Para el caso venezolano en que se está construyendo el “Socialismo del Siglo XXI”, la pregunta es si hay forma de hacer un socialismo suave, que capture lo mejor del mercado y el socialismo. Para ello, propongo esta referencia fundamental aportada por M.J. Cartea: Kornai, János. “¿Es reformable el socialismo?” En: De Marx al libre mercado. Editorial Vuelta, 1992.

Kornai vivió la transición húngara al mercado. Él considera dos tipos de socialismo: el clásico -el duro, de Stalin, Mao y Castro- y el reformista: “el nuevo tipo de socialismo que evolucionó (en orden cronológico) con Tito en Yugoslavia, Kádár en Hungría, Deng Xiaoping en China y Gorbachov en la URSS. Los países de socialismo reformista dieron algunos pasos hacia la liberación del ámbito político, descentralizaron en cierta forma el control del sector paraestatal y permitieron hasta cierto punto un margen mayor para el sector privado. Al mismo tiempo, estos países conservaban los atributos principales del sistema socialista: el partido comunista no compartía el poder con ninguna otra fuerza política, el sector paraestatal seguía desempeñando el papel dominante en la economía y el principal coordinador de las actividades económicas era la burocracia centralizada… ” (pp. 288-9).

Lo cierto es que tales reformas mantuvieron asfixiado al sector privado. Según Kornai: “la vida cotidiana de las empresas privadas en los países reformistas seguía estando caracterizada por multitud de intervenciones y restricciones burocráticas. El acceso a materiales, créditos y divisas era limitado, y con frecuencia había que obtenerlos en forma ilegal” (p.296).

Kornai señala otro obstáculo: “la persistencia de una enorme burocracia es también resultado espontáneo y natural de la economía socialista” (p. 302).

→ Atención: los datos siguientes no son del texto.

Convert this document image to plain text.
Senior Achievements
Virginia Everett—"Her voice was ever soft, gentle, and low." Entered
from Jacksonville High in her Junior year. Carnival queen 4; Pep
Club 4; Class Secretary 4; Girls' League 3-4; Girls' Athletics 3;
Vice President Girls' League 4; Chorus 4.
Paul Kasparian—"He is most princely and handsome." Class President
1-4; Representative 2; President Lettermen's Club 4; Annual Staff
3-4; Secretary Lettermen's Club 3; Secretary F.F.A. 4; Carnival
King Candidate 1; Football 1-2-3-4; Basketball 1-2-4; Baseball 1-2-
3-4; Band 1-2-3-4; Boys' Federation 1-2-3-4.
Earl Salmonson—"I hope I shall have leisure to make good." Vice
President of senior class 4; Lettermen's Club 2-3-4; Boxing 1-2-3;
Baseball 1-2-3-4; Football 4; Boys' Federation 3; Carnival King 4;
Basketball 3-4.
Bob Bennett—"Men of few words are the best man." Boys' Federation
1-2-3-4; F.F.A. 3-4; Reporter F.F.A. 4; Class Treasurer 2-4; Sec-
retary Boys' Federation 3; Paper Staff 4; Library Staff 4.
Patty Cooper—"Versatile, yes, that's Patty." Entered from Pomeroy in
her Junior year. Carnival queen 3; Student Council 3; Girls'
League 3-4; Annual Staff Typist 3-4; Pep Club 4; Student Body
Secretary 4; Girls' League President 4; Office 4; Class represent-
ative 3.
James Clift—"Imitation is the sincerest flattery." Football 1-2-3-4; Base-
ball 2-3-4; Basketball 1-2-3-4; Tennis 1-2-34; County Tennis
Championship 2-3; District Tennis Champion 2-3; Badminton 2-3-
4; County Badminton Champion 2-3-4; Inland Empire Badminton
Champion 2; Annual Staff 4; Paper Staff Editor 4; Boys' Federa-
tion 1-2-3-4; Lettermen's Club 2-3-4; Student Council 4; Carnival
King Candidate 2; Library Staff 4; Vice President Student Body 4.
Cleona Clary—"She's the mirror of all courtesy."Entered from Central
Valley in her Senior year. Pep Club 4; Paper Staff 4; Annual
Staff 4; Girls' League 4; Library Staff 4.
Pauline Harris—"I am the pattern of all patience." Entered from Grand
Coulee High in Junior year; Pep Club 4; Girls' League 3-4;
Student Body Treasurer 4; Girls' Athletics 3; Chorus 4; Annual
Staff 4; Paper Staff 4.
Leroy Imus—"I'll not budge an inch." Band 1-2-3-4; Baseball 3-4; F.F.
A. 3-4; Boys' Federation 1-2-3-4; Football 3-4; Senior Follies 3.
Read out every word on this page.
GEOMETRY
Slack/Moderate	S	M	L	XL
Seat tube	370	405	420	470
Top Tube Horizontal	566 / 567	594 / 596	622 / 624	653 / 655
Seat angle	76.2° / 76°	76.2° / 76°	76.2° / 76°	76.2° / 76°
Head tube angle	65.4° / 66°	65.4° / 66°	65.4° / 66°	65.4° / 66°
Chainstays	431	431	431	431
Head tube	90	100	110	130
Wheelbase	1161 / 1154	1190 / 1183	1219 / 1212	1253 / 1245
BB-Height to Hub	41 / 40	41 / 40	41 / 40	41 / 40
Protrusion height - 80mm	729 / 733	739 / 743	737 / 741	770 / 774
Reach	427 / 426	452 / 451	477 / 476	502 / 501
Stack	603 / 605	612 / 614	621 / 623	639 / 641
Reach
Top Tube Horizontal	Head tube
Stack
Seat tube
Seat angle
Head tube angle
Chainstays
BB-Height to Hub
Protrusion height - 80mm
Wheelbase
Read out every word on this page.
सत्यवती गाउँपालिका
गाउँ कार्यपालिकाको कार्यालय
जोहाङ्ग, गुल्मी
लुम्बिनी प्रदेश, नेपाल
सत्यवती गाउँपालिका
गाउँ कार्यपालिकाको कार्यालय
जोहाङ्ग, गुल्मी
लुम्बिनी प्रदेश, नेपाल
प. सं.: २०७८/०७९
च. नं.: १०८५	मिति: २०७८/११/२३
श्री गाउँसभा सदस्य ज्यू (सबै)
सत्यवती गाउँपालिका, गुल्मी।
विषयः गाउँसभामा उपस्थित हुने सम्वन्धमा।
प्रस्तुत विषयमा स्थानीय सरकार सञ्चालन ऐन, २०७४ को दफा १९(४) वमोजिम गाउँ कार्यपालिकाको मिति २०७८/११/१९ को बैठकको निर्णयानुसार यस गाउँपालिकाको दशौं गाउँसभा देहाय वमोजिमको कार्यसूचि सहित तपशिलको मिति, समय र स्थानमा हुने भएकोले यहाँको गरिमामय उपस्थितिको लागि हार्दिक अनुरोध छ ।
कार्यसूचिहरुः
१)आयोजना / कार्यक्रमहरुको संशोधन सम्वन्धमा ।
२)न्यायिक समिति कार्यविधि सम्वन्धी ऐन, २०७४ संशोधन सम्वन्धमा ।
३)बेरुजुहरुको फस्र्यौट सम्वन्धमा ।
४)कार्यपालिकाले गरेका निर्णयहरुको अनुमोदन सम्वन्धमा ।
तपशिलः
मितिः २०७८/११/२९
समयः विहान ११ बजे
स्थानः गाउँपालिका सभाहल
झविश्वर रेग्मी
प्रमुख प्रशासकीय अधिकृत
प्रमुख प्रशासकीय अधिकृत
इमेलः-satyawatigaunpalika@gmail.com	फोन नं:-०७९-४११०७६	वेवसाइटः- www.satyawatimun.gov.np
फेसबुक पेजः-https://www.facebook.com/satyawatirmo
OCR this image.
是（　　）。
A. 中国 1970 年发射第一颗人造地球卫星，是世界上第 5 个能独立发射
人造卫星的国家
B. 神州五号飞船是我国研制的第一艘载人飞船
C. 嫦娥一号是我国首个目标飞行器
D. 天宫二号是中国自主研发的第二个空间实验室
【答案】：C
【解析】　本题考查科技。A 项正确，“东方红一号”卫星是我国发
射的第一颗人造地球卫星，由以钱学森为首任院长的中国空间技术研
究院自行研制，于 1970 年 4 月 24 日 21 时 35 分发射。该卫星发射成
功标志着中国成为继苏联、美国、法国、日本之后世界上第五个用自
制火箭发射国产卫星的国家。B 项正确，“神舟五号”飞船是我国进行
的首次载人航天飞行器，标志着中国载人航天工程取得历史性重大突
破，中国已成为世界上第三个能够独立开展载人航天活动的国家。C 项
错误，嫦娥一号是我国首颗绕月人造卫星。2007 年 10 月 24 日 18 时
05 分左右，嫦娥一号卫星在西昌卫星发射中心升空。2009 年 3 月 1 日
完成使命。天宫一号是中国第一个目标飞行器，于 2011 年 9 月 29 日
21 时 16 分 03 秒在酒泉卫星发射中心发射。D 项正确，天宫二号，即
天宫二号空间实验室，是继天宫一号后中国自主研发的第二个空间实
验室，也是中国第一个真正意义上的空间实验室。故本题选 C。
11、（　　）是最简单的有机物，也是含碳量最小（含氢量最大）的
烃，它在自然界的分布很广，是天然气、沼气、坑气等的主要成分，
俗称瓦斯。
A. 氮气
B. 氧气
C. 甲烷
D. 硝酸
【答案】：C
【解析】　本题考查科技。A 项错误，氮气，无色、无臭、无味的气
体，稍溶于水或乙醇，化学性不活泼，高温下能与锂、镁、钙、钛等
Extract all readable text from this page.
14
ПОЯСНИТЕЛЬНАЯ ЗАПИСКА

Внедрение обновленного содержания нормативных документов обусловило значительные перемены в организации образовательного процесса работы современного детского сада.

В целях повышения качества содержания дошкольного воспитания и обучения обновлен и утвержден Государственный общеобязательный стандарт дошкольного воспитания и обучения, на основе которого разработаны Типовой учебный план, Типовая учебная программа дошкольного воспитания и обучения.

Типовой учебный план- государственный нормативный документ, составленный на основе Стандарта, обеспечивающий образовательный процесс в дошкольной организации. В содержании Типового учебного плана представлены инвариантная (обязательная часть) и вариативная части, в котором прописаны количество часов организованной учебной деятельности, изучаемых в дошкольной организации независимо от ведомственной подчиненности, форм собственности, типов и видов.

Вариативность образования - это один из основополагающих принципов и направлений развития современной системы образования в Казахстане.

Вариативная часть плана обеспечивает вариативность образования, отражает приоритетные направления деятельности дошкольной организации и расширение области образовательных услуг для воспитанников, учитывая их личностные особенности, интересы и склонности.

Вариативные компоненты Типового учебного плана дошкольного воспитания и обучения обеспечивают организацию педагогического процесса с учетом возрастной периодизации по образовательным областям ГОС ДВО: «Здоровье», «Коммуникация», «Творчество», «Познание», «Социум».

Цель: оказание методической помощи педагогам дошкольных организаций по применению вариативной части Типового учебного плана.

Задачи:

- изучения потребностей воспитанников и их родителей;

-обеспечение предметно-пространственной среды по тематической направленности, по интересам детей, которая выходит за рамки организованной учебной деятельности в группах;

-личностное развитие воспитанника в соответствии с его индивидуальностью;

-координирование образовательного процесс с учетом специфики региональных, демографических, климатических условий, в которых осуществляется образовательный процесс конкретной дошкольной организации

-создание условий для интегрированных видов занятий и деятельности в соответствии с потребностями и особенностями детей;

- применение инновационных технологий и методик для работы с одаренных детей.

Hay otro problema. Tiene que ver con el vínculo entre régimen de propiedad y sistema de administración. Se tiene que la propiedad privada y la coordinación de mercado tienen lazos fuertes (son compatibles), como ocurre también entre la propiedad estatal y la coordinación burocrática. Ahora bien: “La relación entre propiedad estatal y coordinación de mercado, y entre propiedad privada y coordinación burocrática pueden caracterizarse como lazos débiles” (p. 306). Tal debilidad hace inestable el socialismo reformista.

Ya se asomaba en el bloque comunista el anhelo por “terceras formas”: propiedad cooperativa, comunas, administración obrera, etcétera” (p. 308). Kornai señala que si esas organizaciones fuesen auténticamente fuertes, habrían surgido espontáneamente, porque nadie prohíbe el altruismo y la cooperación bajo el socialismo o el mercado. Lo cierto es que ni antes ni después de las reformas, emergieron significativamente.

En definitiva: la historia es elocuente. Reformar el socialismo está lleno de contradicciones teóricas y prácticas. El socialismo suele caer de forma estrepitosa y dejar heridas sociales de largo plazo. Aún se está a tiempo de detener el incipiente socialismo venezolano. (En el sitio www.cedice.org.ve se conmemora la caída del Muro de Berlín).